Remember, for the most part, the “formal” front door (the one the architect designed to be the front door) is the main door of the house. Even if you always enter your home through the side garage door, that would not make it the main entry or, as the Chinese describe it, the “mouth of ch’i.”

If you have found which way to orient the bagua, you are half way there. Now all you do is go around on the main floor (the one the front door leads you into) and find the space representing each gua. The basement, second or third floors should be taken into consideration when applying feng shui principals, but the main floor is the most important.If you live in a split level home, try to intuitively follow the path of ch’i and apply the cures to the floor that seems most like the main floor of the home.

Calling the Panacea Police!

Feng shui can work for anyone – and work fast. But using it as a substitute for taking responsibility in your own life is certainly not recommended. You’ve got to do your part. The feng shui panacea police will sniff out those people who think they can simply use feng shui instead of engaging in such mundane events as doing homework in school, balancing a checkbook, or getting out from under the covers in search of a meaningful relationship. If you do your part, good old “Mr. Ch’i” will do his.
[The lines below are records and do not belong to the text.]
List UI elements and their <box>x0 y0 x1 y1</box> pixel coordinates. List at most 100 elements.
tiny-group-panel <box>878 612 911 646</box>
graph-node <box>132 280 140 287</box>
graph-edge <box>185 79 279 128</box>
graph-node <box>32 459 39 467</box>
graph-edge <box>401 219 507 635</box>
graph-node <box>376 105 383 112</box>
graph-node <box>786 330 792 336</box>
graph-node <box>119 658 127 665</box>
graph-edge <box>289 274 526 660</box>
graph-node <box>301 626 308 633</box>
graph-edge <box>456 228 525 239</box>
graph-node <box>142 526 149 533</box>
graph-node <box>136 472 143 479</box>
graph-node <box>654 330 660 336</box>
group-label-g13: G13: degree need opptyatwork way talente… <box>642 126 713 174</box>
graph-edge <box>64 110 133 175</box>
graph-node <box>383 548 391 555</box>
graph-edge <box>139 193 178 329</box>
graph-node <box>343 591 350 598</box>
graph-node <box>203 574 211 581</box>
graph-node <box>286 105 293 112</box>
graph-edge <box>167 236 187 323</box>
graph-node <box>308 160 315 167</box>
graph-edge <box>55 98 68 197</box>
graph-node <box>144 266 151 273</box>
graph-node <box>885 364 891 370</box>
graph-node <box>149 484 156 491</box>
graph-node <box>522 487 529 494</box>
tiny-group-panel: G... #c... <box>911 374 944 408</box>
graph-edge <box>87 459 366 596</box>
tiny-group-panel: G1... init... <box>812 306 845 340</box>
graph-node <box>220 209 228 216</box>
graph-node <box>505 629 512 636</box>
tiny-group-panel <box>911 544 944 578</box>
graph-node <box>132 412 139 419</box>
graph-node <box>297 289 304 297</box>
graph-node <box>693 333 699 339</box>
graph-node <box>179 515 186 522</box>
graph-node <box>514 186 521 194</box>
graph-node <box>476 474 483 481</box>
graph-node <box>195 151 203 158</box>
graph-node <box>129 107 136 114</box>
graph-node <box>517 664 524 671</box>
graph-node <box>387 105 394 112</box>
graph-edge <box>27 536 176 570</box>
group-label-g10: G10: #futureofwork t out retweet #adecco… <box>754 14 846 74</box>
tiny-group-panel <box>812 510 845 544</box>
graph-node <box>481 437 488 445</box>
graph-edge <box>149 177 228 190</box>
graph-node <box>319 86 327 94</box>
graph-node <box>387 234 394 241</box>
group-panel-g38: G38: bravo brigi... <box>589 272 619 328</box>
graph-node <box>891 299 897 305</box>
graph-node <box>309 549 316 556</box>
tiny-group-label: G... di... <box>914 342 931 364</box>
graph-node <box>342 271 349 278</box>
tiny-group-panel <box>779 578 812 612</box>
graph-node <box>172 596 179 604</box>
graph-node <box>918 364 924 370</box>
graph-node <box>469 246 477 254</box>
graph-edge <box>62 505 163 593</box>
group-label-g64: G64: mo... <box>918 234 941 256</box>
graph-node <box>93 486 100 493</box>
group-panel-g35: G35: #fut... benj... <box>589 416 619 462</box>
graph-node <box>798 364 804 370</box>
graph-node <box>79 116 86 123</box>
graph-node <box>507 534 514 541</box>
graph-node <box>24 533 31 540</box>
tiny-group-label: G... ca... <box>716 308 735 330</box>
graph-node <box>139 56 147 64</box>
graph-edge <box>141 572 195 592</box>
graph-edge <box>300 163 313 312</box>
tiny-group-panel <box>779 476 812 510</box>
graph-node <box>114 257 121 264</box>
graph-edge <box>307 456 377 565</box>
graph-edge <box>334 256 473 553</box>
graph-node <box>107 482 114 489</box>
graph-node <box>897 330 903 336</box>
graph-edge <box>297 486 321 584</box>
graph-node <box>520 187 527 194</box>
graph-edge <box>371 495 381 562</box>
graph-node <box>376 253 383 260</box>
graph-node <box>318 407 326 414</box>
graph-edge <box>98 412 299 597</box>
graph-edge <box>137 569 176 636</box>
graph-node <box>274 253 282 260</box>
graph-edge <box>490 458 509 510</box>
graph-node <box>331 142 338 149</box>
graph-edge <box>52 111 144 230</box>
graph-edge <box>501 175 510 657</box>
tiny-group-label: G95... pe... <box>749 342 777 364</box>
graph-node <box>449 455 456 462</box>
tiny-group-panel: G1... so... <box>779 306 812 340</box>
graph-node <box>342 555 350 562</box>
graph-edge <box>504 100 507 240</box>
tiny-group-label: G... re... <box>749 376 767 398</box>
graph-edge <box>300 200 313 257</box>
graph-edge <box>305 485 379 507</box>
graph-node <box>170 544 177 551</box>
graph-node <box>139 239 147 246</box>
Got the Tools and Ain’t Afraid to Use Em

Now you have the basic tools needed to gear up your feng shui. Although it is best to read chapters two through eleven in order (especially if you are a novice), you can actually read them in any order you wish. If you are still plagued by questions like, “How does this work for my two-story house?”, and, “How does my detached garage come into play?”, “What do you mean by intuitively follow the path of ch’i to find my way through the home?'”, go immediately to chapter 11. You will find fast answers to these and other questions. Otherwise, just be sure to check out chapter 12 when you are through with the rest of the book. It is an important chapter offering additional ways to pump up the power of your feng shui cures.

Ancient Chinese Secret: If it ain’t broke, don’t fix it.

When you are first using feng shui, try to concentrate on fixing the problems you are currently having in your life by enhancing those specific bagua areas rather than making drastic changes in all areas. There’s plenty of time to refine your feng shui after initial changes start to bring you more into balance.